Genetic variants in cis-regulatory elements or trans-acting regulators commonly influence the quantity and spatiotemporal distribution of gene transcription. Recent interest in expression quantitative trait locus (eQTL) mapping has paralleled the adoption of genome-wide association studies (GWAS) for the analysis of complex traits and disease in humans. Under the hypothesis that many GWAS associations tag non-coding SNPs with small effects, and that these SNPs exert phenotypic control by modifying gene expression, it has become common to interpret GWAS associations using eQTL data. To exploit the mechanistic interpretability of eQTL-GWAS comparisons, an improved understanding of the genetic architecture and cell type specificity of eQTLs is required. We address this need by performing an eQTL analysis in four parts: first we identified eQTLs from eleven studies on seven cell types; next we quantified cell type specific eQTLs across the studies; then we integrated eQTL data with cis-regulatory element (CRE) data sets from the ENCODE project; finally we built a classifier to predict cell type specific eQTLs. Consistent with prior studies, we demonstrate that allelic heterogeneity is pervasive at cis-eQTLs and that cis-eQTLs are often cell type specific.
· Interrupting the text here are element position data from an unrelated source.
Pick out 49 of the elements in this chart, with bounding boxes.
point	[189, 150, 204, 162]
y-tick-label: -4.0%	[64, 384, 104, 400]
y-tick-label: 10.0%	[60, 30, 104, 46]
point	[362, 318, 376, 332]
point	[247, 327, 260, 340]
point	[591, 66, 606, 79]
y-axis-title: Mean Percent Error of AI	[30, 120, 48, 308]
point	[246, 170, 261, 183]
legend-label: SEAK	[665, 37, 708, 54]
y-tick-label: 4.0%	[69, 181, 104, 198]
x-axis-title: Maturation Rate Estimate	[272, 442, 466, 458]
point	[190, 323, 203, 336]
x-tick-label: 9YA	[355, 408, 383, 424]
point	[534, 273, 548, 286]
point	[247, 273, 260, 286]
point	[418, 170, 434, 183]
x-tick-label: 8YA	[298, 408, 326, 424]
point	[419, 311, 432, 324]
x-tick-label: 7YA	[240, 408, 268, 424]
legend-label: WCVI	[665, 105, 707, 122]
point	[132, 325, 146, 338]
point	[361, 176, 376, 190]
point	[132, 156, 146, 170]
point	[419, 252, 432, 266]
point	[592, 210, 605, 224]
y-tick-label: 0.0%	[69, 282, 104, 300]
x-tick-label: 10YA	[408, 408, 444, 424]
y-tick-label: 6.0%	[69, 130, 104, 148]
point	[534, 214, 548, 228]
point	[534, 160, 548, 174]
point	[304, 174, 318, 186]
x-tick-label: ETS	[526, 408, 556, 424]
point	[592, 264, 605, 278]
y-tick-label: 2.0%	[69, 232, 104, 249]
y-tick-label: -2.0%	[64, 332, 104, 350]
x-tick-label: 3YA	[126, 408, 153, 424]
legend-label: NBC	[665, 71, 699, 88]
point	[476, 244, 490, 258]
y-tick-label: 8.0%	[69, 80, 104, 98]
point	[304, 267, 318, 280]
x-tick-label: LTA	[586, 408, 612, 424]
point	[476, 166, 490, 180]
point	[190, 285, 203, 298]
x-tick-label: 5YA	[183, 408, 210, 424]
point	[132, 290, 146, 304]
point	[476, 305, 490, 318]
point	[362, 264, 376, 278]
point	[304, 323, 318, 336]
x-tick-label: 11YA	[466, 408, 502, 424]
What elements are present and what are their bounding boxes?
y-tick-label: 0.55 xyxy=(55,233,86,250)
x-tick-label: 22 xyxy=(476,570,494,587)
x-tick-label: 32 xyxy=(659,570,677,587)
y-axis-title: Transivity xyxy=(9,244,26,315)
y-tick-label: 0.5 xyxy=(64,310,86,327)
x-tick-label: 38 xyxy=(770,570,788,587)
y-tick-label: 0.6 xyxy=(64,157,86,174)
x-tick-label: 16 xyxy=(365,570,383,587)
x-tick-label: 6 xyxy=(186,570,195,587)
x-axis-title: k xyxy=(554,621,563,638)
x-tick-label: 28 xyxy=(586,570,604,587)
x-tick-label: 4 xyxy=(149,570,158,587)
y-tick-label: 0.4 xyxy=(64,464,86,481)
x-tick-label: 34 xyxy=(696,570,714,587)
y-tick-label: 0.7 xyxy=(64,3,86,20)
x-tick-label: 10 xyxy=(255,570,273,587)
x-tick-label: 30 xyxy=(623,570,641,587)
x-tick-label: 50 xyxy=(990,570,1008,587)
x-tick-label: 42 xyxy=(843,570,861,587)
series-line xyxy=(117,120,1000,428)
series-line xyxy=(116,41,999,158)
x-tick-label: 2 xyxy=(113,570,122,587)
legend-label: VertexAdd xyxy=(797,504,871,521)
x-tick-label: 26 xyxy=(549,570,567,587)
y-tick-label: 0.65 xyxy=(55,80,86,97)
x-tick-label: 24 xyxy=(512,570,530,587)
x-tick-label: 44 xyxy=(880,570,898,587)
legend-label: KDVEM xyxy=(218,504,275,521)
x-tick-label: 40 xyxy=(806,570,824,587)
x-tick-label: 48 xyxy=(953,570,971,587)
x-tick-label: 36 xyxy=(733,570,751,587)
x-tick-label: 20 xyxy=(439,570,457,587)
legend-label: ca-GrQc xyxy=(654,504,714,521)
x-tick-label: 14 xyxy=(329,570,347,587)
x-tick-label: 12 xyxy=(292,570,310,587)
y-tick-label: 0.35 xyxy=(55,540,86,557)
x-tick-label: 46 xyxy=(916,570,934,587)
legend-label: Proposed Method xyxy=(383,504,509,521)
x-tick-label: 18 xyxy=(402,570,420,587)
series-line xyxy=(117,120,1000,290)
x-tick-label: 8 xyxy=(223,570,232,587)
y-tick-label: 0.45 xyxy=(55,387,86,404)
Within and between cell type eQTL replication is associated with eQTL SNP overlap with hundreds of cell type specific CRE element classes, including enhancer, promoter, and repressive chromatin marks, regions of open chromatin, and many classes of DNA binding proteins. Using a random forest classifier including 526 CRE data sets as features, we successfully predict the cell type specificity of eQTL SNPs in the absence of gene expression data from the cell type of interest. We anticipate that such integrative, predictive modeling will improve our ability to understand the mechanistic basis of human complex phenotypic variation.